Capo Ferro, "The Art and Use of Fencing", 1610
  1. Single combat recreates various dueling scenarios throughout history. There were prize fights sponsored by London's "Company of Maisters of the Science of Defence", a guild of sword-fighting instructors and students in Elizabethan England. In Shakespeare's "Romeo and Juliet", Mercutio and Tybalt duel with rapiers and daggers. In many cultures, sword contests were used as a means to settle interpersonal conflicts or decide judicial rulings. In some cases, the goal was not to kill one's opponent but to cause a superficial injury in order to win or score a point.
  2. It involves two combatants within a list field or other designated area.
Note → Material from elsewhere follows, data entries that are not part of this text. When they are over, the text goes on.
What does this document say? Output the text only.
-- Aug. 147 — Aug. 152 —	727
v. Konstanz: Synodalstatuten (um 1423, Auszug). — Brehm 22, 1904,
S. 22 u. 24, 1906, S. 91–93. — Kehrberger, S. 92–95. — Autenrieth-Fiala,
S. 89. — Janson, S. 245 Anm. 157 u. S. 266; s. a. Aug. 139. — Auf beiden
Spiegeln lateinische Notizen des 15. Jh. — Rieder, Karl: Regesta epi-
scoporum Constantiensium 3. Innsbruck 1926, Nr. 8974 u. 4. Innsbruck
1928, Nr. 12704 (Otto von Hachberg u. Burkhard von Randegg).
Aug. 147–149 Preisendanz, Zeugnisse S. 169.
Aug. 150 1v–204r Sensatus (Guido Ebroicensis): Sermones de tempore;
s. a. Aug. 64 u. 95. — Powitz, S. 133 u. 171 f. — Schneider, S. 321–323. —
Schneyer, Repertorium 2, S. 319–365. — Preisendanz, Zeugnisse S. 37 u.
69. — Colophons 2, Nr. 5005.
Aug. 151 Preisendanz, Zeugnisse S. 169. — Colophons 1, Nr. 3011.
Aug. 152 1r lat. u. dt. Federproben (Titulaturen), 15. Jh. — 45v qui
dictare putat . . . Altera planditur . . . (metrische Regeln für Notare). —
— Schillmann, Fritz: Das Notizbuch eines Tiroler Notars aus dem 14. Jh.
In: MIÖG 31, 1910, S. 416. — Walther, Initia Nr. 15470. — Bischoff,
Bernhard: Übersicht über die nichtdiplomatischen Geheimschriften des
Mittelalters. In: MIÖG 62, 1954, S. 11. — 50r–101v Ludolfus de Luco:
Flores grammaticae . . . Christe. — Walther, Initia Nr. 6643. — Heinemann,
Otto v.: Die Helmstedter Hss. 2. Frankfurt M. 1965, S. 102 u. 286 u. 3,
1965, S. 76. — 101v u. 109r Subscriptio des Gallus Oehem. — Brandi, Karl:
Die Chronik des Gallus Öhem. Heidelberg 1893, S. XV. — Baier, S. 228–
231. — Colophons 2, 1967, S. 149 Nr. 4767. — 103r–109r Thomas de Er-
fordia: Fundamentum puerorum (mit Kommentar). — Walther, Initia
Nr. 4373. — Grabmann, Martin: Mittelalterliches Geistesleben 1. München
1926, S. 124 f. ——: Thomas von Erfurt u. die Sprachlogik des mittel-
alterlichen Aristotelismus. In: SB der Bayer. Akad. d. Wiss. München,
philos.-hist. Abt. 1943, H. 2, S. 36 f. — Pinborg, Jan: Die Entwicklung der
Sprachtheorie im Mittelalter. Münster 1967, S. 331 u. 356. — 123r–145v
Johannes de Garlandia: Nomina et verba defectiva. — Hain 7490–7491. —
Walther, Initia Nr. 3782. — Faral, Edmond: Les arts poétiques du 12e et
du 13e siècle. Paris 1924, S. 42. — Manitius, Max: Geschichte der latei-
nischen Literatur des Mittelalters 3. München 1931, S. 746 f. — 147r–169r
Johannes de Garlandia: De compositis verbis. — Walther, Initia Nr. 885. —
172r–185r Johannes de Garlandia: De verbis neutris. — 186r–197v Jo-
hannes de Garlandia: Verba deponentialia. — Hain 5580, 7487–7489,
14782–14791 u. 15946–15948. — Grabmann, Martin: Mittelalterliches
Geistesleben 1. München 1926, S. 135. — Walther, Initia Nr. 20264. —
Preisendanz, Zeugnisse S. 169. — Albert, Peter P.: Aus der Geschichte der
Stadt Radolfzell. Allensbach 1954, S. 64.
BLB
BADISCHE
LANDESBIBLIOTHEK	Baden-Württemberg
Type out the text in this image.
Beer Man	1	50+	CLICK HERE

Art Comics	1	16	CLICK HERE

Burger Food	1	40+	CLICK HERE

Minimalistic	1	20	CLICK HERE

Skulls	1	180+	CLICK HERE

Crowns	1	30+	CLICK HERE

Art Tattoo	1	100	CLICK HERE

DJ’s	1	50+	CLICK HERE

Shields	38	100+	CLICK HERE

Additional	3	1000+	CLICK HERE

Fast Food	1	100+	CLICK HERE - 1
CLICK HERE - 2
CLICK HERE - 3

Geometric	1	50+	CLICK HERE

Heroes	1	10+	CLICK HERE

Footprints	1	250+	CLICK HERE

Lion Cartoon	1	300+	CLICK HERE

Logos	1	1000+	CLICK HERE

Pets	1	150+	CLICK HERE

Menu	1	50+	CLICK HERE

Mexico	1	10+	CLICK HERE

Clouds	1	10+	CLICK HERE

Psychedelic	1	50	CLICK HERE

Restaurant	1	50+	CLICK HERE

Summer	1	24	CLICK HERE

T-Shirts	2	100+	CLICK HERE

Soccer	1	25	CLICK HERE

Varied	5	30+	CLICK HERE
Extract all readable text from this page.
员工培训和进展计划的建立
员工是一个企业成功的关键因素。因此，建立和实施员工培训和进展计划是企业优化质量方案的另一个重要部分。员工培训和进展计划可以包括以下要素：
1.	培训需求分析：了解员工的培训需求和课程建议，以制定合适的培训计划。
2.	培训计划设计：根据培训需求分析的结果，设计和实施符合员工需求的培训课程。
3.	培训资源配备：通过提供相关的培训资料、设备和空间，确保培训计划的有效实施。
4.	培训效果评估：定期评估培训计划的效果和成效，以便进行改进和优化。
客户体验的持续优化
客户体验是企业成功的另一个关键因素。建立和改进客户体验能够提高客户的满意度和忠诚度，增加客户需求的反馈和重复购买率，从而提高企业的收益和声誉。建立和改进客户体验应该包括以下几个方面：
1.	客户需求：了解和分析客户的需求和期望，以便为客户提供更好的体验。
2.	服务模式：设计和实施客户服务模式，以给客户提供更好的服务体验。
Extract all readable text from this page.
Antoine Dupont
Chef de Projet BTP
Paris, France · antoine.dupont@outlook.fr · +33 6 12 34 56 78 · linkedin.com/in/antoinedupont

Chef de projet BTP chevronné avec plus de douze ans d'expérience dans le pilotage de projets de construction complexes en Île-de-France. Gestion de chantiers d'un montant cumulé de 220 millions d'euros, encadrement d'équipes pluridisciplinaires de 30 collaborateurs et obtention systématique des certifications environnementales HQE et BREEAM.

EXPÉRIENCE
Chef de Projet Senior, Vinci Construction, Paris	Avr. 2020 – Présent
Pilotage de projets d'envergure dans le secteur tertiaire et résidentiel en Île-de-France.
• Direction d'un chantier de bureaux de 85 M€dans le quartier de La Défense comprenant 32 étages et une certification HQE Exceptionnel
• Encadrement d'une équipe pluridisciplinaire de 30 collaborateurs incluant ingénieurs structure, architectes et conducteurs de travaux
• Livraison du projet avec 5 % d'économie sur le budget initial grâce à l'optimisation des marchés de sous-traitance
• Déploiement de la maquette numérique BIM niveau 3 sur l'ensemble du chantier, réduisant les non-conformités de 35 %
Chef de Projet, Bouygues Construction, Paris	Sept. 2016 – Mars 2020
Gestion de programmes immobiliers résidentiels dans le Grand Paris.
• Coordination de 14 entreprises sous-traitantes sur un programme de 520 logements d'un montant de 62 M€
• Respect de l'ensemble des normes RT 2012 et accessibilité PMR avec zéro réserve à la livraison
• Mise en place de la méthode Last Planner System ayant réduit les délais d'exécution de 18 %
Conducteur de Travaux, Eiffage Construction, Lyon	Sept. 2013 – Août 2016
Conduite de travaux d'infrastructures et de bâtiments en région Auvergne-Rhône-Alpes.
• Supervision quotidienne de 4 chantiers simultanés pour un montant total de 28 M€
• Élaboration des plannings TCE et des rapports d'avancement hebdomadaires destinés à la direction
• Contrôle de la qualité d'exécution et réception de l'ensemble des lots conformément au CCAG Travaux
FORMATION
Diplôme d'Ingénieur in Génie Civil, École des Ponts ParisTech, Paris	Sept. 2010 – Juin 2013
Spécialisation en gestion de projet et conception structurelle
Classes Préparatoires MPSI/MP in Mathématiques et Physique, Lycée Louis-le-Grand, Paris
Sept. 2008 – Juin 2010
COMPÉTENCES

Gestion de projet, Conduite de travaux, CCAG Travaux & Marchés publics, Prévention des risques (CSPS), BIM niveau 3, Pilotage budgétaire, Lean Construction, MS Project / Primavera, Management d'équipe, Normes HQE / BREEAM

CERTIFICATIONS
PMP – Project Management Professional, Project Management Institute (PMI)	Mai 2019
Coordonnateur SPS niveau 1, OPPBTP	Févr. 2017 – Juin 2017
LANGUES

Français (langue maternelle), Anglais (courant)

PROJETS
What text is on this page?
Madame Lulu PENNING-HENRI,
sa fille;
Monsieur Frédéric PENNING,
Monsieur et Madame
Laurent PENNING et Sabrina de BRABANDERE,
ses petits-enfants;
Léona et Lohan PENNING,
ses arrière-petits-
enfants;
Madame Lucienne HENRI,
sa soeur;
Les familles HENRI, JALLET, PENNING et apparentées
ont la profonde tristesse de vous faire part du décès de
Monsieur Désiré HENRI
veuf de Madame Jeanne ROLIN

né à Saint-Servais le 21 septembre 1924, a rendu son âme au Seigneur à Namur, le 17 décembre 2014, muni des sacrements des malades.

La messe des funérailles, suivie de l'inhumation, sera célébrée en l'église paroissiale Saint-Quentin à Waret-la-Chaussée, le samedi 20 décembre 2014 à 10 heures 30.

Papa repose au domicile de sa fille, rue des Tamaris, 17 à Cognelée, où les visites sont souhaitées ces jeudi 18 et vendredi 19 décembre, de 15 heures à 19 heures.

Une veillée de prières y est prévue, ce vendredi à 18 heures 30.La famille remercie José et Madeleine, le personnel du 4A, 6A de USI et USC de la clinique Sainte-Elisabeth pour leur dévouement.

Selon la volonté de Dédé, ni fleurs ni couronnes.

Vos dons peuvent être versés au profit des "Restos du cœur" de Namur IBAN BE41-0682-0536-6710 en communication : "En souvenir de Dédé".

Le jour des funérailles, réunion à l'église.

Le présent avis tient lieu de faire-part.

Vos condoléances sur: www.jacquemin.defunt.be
  3. Tournament single combat doesn't have to include an actual tournament or competition, and covers all one-on-one fighting that is not part of a melee or battle.

Melee combat

  1. "Melee combat" includes all fighting with more than two combatants at the same time.
  2. Melee combat is a recreation of group conflict throughout history, from a tavern brawl of unruly patrons to an alley skirmish between rival gangs.
  3. Large-scale melee combat is a recreation of military and civilian conflicts using steel weapons, which occurred throughout the SCA time period.
  4. Melee scenarios may include rubber-band guns and combat archery. These battles recreate later period conflicts where rapiers were carried as close-combat weapons to use once the artillery was expended.